39 Misc. 794 | N.Y. App. Term. | 1903
The case presented by the moving papers is not one of mistake or misapprehension of fact, but of legal error, and the question ip whether the court below, on plaintiff’s application, could reconsider defendant’s motion to vacate the order of arrest which had resulted in the vacation of the order, and then set aside the order vacating the order of arrest, reinstate the order of arrest and deny defendant’s motion to vacate, and all this after the time for appealing from the first order had expired and for no other reason than that since the decision of the original motion a decision was rendered by the Court of Appeals which, if known at the time, would have called for a different determination of the original motion.

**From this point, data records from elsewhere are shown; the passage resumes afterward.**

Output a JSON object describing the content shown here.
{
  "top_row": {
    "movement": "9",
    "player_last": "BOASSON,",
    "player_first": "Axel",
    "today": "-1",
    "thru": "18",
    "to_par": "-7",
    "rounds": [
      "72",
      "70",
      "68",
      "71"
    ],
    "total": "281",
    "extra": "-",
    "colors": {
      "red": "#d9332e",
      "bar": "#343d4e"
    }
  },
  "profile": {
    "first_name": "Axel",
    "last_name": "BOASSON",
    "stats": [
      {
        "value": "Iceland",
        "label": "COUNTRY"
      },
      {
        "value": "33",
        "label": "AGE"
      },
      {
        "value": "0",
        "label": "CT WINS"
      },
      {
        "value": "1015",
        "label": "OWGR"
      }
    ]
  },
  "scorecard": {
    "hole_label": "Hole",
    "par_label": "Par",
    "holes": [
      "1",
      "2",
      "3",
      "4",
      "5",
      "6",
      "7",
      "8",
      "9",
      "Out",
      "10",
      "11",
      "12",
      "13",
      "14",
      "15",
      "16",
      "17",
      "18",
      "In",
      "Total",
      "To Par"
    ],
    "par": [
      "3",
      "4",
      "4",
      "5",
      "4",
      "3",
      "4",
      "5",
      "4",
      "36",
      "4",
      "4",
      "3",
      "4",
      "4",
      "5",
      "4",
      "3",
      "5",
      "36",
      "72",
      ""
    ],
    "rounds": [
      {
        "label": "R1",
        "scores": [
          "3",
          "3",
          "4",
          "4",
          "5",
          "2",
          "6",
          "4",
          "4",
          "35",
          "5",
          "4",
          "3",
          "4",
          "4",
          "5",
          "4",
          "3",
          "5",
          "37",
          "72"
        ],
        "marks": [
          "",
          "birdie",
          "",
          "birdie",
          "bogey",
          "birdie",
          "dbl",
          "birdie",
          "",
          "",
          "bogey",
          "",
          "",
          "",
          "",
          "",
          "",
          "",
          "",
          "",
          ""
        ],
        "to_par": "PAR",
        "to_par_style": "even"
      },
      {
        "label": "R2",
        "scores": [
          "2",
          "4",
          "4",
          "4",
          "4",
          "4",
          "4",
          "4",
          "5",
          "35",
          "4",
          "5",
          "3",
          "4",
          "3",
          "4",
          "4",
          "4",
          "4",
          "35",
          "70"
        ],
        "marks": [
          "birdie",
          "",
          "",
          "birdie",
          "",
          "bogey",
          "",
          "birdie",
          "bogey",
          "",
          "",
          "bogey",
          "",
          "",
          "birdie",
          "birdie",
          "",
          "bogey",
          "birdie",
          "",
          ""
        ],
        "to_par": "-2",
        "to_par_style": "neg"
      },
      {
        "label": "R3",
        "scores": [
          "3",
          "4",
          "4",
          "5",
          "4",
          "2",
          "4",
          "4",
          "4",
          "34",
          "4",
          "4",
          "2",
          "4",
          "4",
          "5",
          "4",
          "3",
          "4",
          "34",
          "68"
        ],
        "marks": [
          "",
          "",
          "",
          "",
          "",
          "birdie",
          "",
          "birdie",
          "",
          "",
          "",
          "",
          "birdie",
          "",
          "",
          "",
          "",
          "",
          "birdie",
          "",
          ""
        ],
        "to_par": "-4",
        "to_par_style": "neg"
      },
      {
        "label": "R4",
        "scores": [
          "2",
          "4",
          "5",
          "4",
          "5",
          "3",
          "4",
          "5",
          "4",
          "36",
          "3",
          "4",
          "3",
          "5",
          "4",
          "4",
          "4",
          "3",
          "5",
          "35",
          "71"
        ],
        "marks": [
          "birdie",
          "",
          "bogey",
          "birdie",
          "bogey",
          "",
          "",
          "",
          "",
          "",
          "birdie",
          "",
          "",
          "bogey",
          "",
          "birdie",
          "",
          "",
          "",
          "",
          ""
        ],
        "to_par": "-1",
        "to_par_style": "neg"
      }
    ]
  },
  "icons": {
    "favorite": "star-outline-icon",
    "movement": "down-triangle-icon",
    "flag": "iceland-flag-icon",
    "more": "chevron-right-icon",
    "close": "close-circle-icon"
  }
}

A motion for a rehearing or reargument of a motion is generally addressed to the discretion of the court. But the power to grant a rehearing or reargument cannot be arbitrarily exercised, and if the judge grants it upon insufficient grounds it is an error which should and will be corrected by the appellate court whenever the question is properly brought before it for review. Matter of Livingston, 34 N. Y. 576. As a general rule leave, to reargue will be granted where it appears that there is some decision or some principle of law which would have a controlling effect and which has been overlooked, or that there has been a misapprehension of fact, but* not otherwise. 14 Encyc. of Pl. & Pr. 174, and
“ Public policy requires that there should be at some time an end to litigation, and when a matter has been once disposed of by a court and there has been no misapprehension or mistake as to the questions presented and decided, and the parties have acquiesced in the decision, and the time to appeal has expired, the matter should not be reopened because at some subsequent period and in another case, there is a change in judicial decision and the law declared otherwise by another court.”
The order appealed from should be reversed, with costs, and the motion denied, with costs.
Clarke and Greenbaum, JJ., concur.
Order reversed, with costs, and motion denied, with costs.